Whereas transformation events in hematopoietic malignancies may occur at different developmental stages, the initial mutation originates in hematopoietic stem cells (HSCs), creating a preleukemic stem cell (PLSC). Subsequent mutations at either stem cell or progenitor cell levels transform the PLSC into lymphoma/leukemia initiating cells (LIC). Thymic lymphomas have been thought to develop from developing thymocytes. T cell progenitors are generated from HSCs in the bone marrow (BM), but maturation and proliferation of T cells as well as T-lymphomagenesis depends on both regulatory mechanisms and microenvironment within the thymus. We studied PLSC linked to thymic lymphomas. In this study, we use MSH2-/- mice as a model to investigate the existence of PLSC and the evolution of PLSC to LIC. Following BM transplantation, we found that MSH2-/- BM cells from young mice are able to fully reconstitute multiple hematopoietic lineages of lethally irradiated wild-type recipients. However, all recipients developed thymic lymphomas within three and four months post transplantation. Transplantation of different fractions of BM cells or thymocytes from young health MSH2-/- mice showed that an HSC enriched fraction always reconstituted hematopoiesis followed by lymphoma development. In addition, lymphomas did not occur in thymectomized recipients of MSH2-/- BM. These results suggest that HSCs with DNA repair defects such as MSH2-/- are PLSCs because they retain hematopoietic function, but also carry an obligate lymphomagenic potential within their T-cell progeny that is dependent on the thymic microenvironment.
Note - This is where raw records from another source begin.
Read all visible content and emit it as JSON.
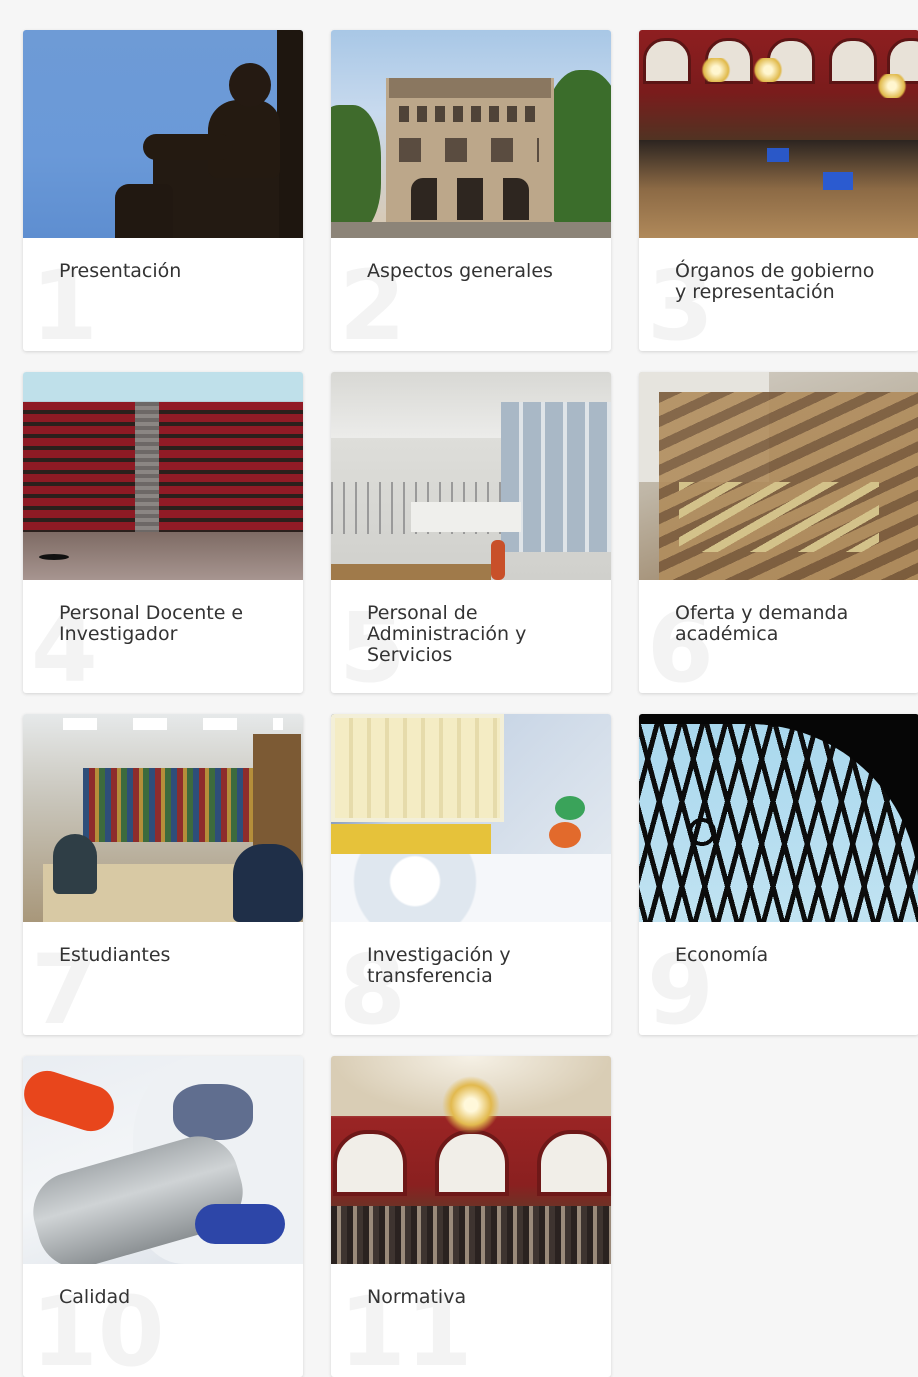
{
  "cards": [
    {
      "number": "1",
      "title": "Presentación"
    },
    {
      "number": "2",
      "title": "Aspectos generales"
    },
    {
      "number": "3",
      "title": "Órganos de gobierno y representación"
    },
    {
      "number": "4",
      "title": "Personal Docente e Investigador"
    },
    {
      "number": "5",
      "title": "Personal de Administración y Servicios"
    },
    {
      "number": "6",
      "title": "Oferta y demanda académica"
    },
    {
      "number": "7",
      "title": "Estudiantes"
    },
    {
      "number": "8",
      "title": "Investigación y transferencia"
    },
    {
      "number": "9",
      "title": "Economía"
    },
    {
      "number": "10",
      "title": "Calidad"
    },
    {
      "number": "11",
      "title": "Normativa"
    }
  ]
}
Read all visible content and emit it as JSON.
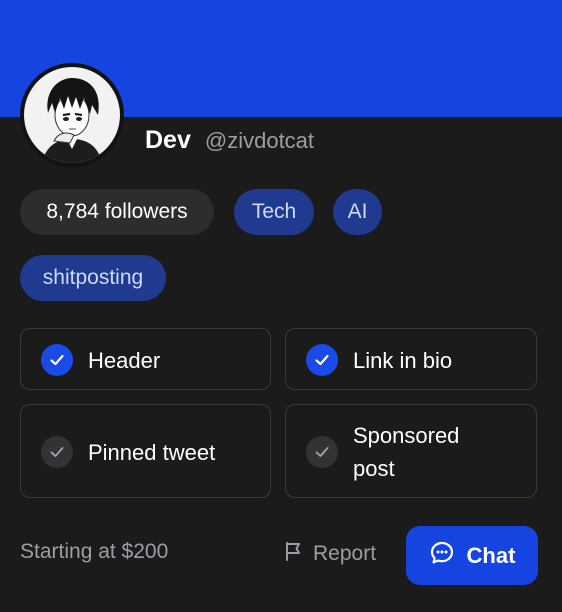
{
  "profile": {
    "display_name": "Dev",
    "handle": "@zivdotcat",
    "avatar": "anime-avatar"
  },
  "tags": {
    "followers": "8,784 followers",
    "items": [
      "Tech",
      "AI",
      "shitposting"
    ]
  },
  "features": [
    {
      "label": "Header",
      "checked": true
    },
    {
      "label": "Link in bio",
      "checked": true
    },
    {
      "label": "Pinned tweet",
      "checked": false
    },
    {
      "label": "Sponsored",
      "label_line2": "post",
      "checked": false
    }
  ],
  "footer": {
    "price": "Starting at $200",
    "report_label": "Report",
    "chat_label": "Chat"
  },
  "colors": {
    "accent": "#1544e0",
    "check_on": "#1a4be6",
    "tag_bg": "#1f3a8f",
    "card_bg": "#1b1b1c"
  },
  "icons": {
    "check": "check-icon",
    "report": "flag-icon",
    "chat": "chat-bubble-icon"
  }
}
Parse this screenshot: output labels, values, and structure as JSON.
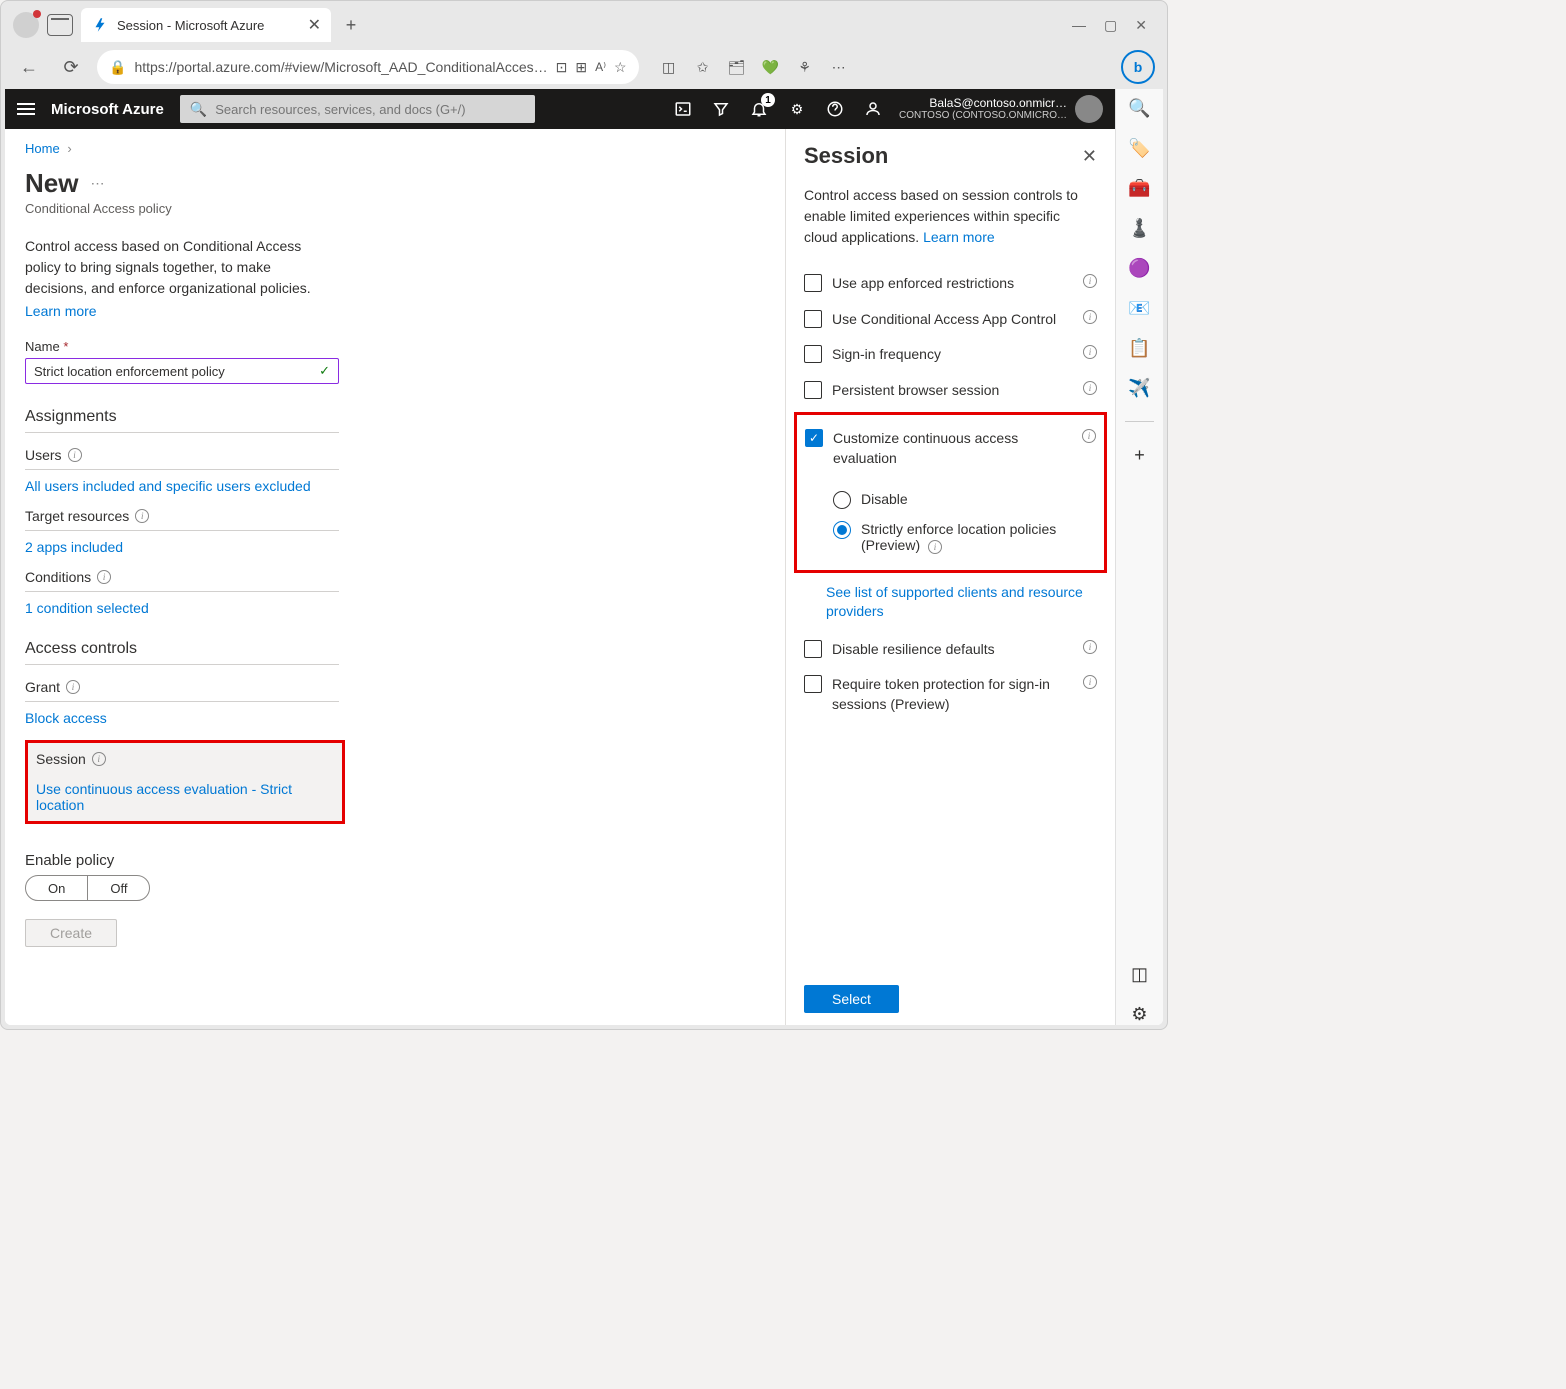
{
  "browser": {
    "tab_title": "Session - Microsoft Azure",
    "url": "https://portal.azure.com/#view/Microsoft_AAD_ConditionalAcces…"
  },
  "azure_bar": {
    "brand": "Microsoft Azure",
    "search_placeholder": "Search resources, services, and docs (G+/)",
    "notification_count": "1",
    "user_email": "BalaS@contoso.onmicr…",
    "user_org": "CONTOSO (CONTOSO.ONMICRO…"
  },
  "breadcrumb": {
    "home": "Home"
  },
  "page": {
    "title": "New",
    "subtitle": "Conditional Access policy",
    "intro": "Control access based on Conditional Access policy to bring signals together, to make decisions, and enforce organizational policies.",
    "learn_more": "Learn more"
  },
  "name_field": {
    "label": "Name",
    "value": "Strict location enforcement policy"
  },
  "sections": {
    "assignments": "Assignments",
    "access_controls": "Access controls"
  },
  "items": {
    "users": {
      "label": "Users",
      "value": "All users included and specific users excluded"
    },
    "target": {
      "label": "Target resources",
      "value": "2 apps included"
    },
    "conditions": {
      "label": "Conditions",
      "value": "1 condition selected"
    },
    "grant": {
      "label": "Grant",
      "value": "Block access"
    },
    "session": {
      "label": "Session",
      "value": "Use continuous access evaluation - Strict location"
    }
  },
  "enable_policy": {
    "label": "Enable policy",
    "on": "On",
    "off": "Off"
  },
  "create_btn": "Create",
  "panel": {
    "title": "Session",
    "intro": "Control access based on session controls to enable limited experiences within specific cloud applications.",
    "learn_more": "Learn more",
    "checks": {
      "app_enforced": "Use app enforced restrictions",
      "ca_app_control": "Use Conditional Access App Control",
      "signin_freq": "Sign-in frequency",
      "persistent": "Persistent browser session",
      "customize_cae": "Customize continuous access evaluation",
      "disable_resilience": "Disable resilience defaults",
      "token_protection": "Require token protection for sign-in sessions (Preview)"
    },
    "radios": {
      "disable": "Disable",
      "strict": "Strictly enforce location policies (Preview)"
    },
    "supported_link": "See list of supported clients and resource providers",
    "select_btn": "Select"
  }
}
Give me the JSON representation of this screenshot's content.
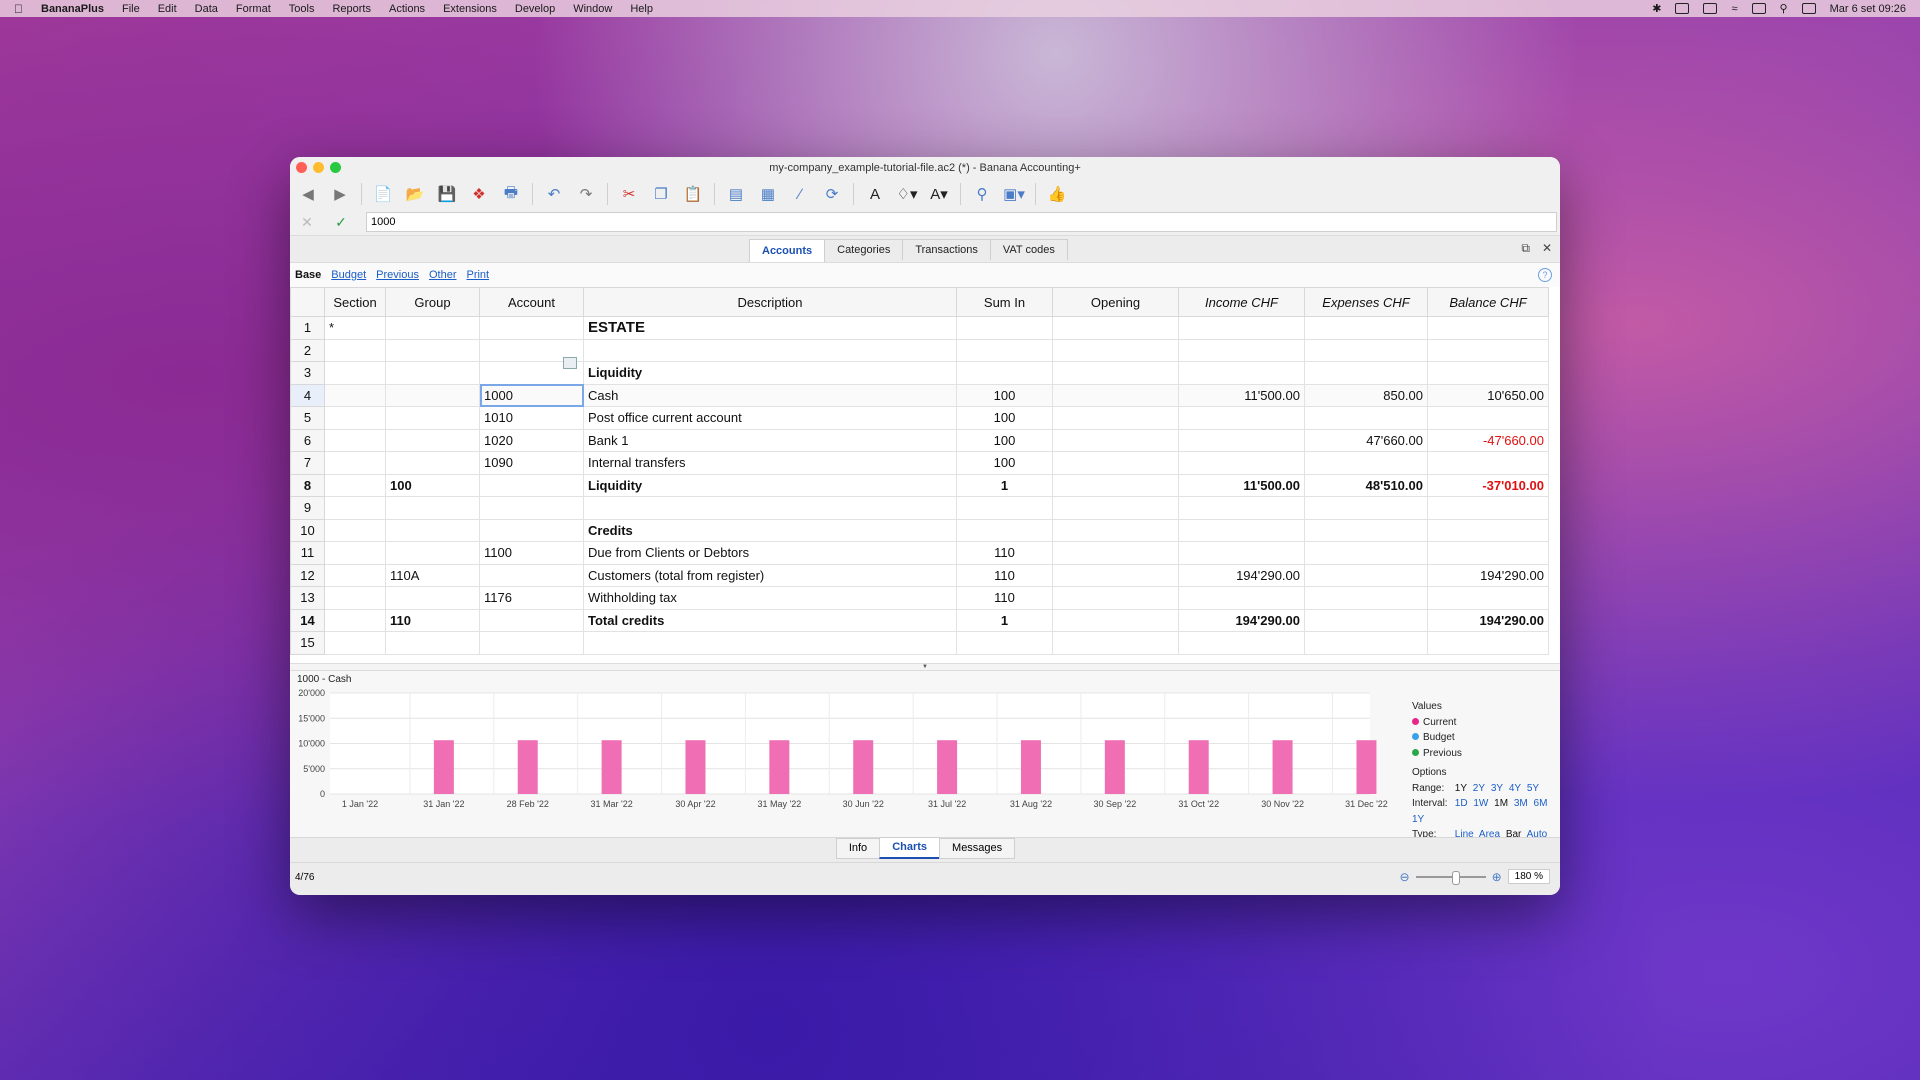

造血系统恶性肿瘤的转化事件可发生于不同发育阶段，但其初始突变起源于造血干细胞（hematopoietic stem cells，HSCs），进而形成白血病前干细胞（preleukemic stem cell，PLSC）。后续在干细胞或祖细胞层面发生的继发突变，可将白血病前干细胞转化为淋巴瘤/白血病起始细胞（lymphoma/leukemia initiating cells，LIC）。 既往学界认为胸腺淋巴瘤起源于发育中的胸腺细胞。T细胞祖细胞由骨髓（bone marrow，BM）中的造血干细胞生成，但T细胞的成熟、增殖以及T细胞淋巴瘤发生，均依赖于胸腺内的调控机制与微环境。 本研究聚焦于与胸腺淋巴瘤相关的白血病前干细胞。本研究采用MSH2-/-小鼠作为动物模型，探究白血病前干细胞的存在性，及其向淋巴瘤/白血病起始细胞的演化进程。 骨髓移植实验结果显示：年轻MSH2-/-小鼠的骨髓细胞可完全重建致死剂量照射的野生型受体小鼠的多系造血谱系，但所有受体小鼠均在移植后3至4个月内出现胸腺淋巴瘤。 对年轻健康MSH2-/-小鼠的骨髓细胞或胸腺细胞进行分群移植实验表明，富集造血干细胞的细胞组分始终可重建造血功能，并后续引发淋巴瘤发生。此外，接受MSH2-/-骨髓移植的胸腺切除受体小鼠未出现淋巴瘤。 上述结果提示：携带MSH2-/-等DNA修复缺陷的造血干细胞即为白血病前干细胞——这类细胞既保留正常造血功能，同时在其T细胞子代中存在依赖胸腺微环境的致淋巴瘤固有潜能。